GARUT – Kasus dugaan pencabulan terhadap santriwati di Pondok Pesantren Nurul Mukmin, Kecamatan Samarang, Kabupaten Garut, kini ditangani pihak kepolisian. Terduga pelaku berinisial AN, 45 tahun, yang disebut sebagai oknum pimpinan pesantren, telah diamankan.


Kronologi singkat berdasarkan informasi yang beredar:

1. Massa mendatangi pesantren: Ratusan warga mendatangi lingkungan ponpes setelah kabar dugaan kekerasan seksual terhadap santriwati mencuat ke publik.

2. Nyaris diamuk massa: Terduga pelaku AN nyaris menjadi sasaran amarah warga yang emosi di lokasi kejadian.

3. Dievakuasi polisi: Aparat kepolisian bergerak cepat untuk mengamankan situasi, meredam aksi anarkis, dan mengevakuasi terduga pelaku.

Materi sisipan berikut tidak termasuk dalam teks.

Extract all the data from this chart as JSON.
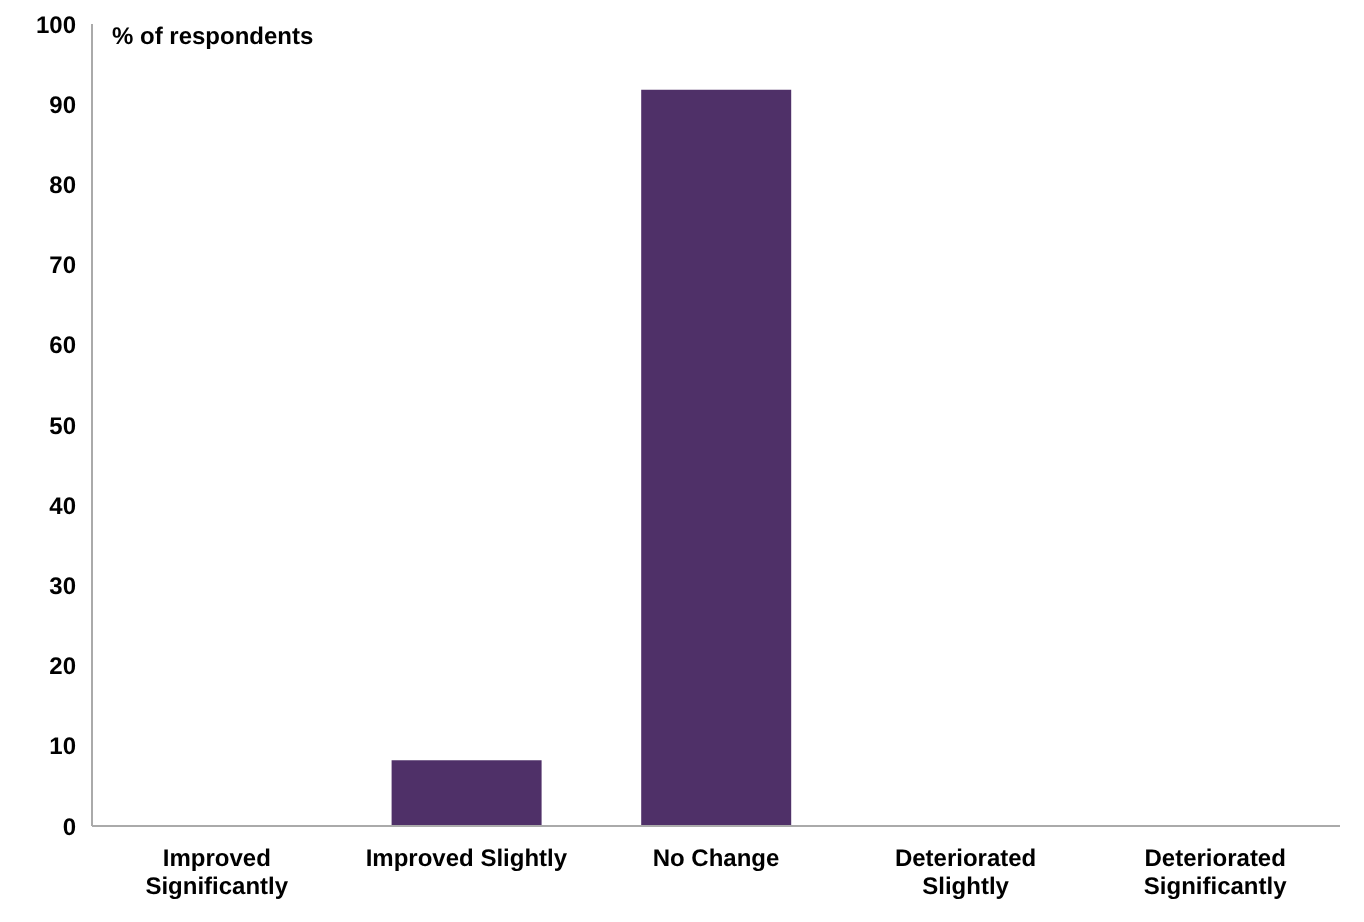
{
  "chart_data": {
    "type": "bar",
    "ylabel": "% of respondents",
    "categories": [
      "Improved Significantly",
      "Improved Slightly",
      "No Change",
      "Deteriorated Slightly",
      "Deteriorated Significantly"
    ],
    "values": [
      0,
      8.2,
      91.8,
      0,
      0
    ],
    "color": "#4f3068",
    "ylim": [
      0,
      100
    ],
    "yticks": [
      0,
      10,
      20,
      30,
      40,
      50,
      60,
      70,
      80,
      90,
      100
    ],
    "grid": false,
    "legend": false
  }
}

Status hukum & penanganan kasus: 

Laporan resmi : Keluarga korban yang didampingi kuasa hukumnya, Aditya Kosasih, telah membuat laporan resmi ke kepolisian terkait dugaan tindak pidana tersebut.

Penanganan: Kasus kini berada dalam proses penyelidikan oleh Polres Garut. Polisi masih mengumpulkan keterangan saksi dan barang bukti untuk menentukan langkah hukum selanjutnya.